In this study, we were interested in gathering data concerning the use and efficacy of T-VEC as an intralesional treatment for metastatic melanoma, specifically for patients outside of a clinical trial setting. This meant that all participants were not receiving the standard of care approved treatment for their melanoma, before study commencement. Any patients who had participated in a clinical trial or expanded access program for T-VEC were excluded from study inclusion.
These criteria aimed to ensure that we were assessing the true benefits of first-time exposure to T-VEC, in patients for whom other standard therapies had failed.
“…we were assessing the true benefits of first-time exposure to T-VEC, in patients for whom other standard therapies had failed.”
The only limitation imposed by these criteria was that the patient cohort receiving T-VEC treatment was restricted.
Some patients did not complete the full course of T-VEC treatment due to physician recommendation or at their own request; were these reasons investigated and what may the implications of these be on the outcomes of your study?
There are a few reasons for this; some patients who were withdrawn from T-VEC treatment were done so because they did not tolerate T-VEC very well. However, this was very rare in the study; T-VEC was overwhelmingly well tolerated in patients. Further, some patients might not have required continued T-VEC treatment; they may have experienced a complete response and no longer presented with lesions to inject. Other patients might have failed T-VEC treatment and were therefore changed to a different metastatic melanoma treatment.

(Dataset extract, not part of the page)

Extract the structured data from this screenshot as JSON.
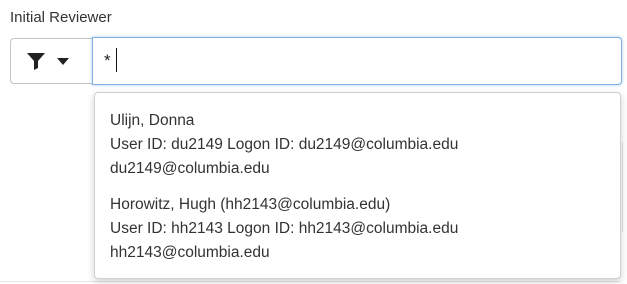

These reasons for patient withdrawal from T-VEC treatment have no implications on the outcomes of the study; our study conclusions are valid based on the data, taking into account all reasons for discontinuation.
What may the implications of the study be on the use of RWE in decision making and clinical trial design?
There are limited implications of this study on future clinical trial design. However, due to our employment of RWE and our assessment of patients outside of a controlled clinical trial setting, this retrospective study may allow readers to understand the prospects of their patients who are to be treated with T-VEC in the future. This could allow clinicians to prognosticate and counsel their patients as to what to expect from the treatment, such as responses and side effects.
“…due to our employment of RWE…this retrospective study may allow readers to understand the prospects of their patients who are to be treated with T-VEC in the future.”
Are you aware of any other RWE-based studies in the field of melanoma treatment research?
There are many retrospective reviews and outcomes research investigations that describe treatment algorithms and results in the field of melanoma treatment.
Of particular interest, there is another multi institutional study, currently underway, assessing the outcomes resulting from T-VEC use in combination with immunotherapy.
Do you have future RWE studies planned for T-VEC?
We are currently planning a follow up study to this COSMUS-I study; this ‘COSMUS II’ study hopes to describe greater uses of T-VEC in a number of more diverse patient populations. For example, the ‘COSMUS II’ trial will incorporate the results of patients who are receiving concurrent therapies for their melanoma treatment whilst receiving T-VEC (off protocol).
Our ‘COSMOS II’ study will hopefully be submitted by the end of this year.
Financial and competing interests disclosures:
Matthew Perez: Research funding for this project from Amgen (CA, USA)
Jonathan Zager: Research funding for this project from Amgen. Consultant fees from Amgen. Speakers bureau Amgen.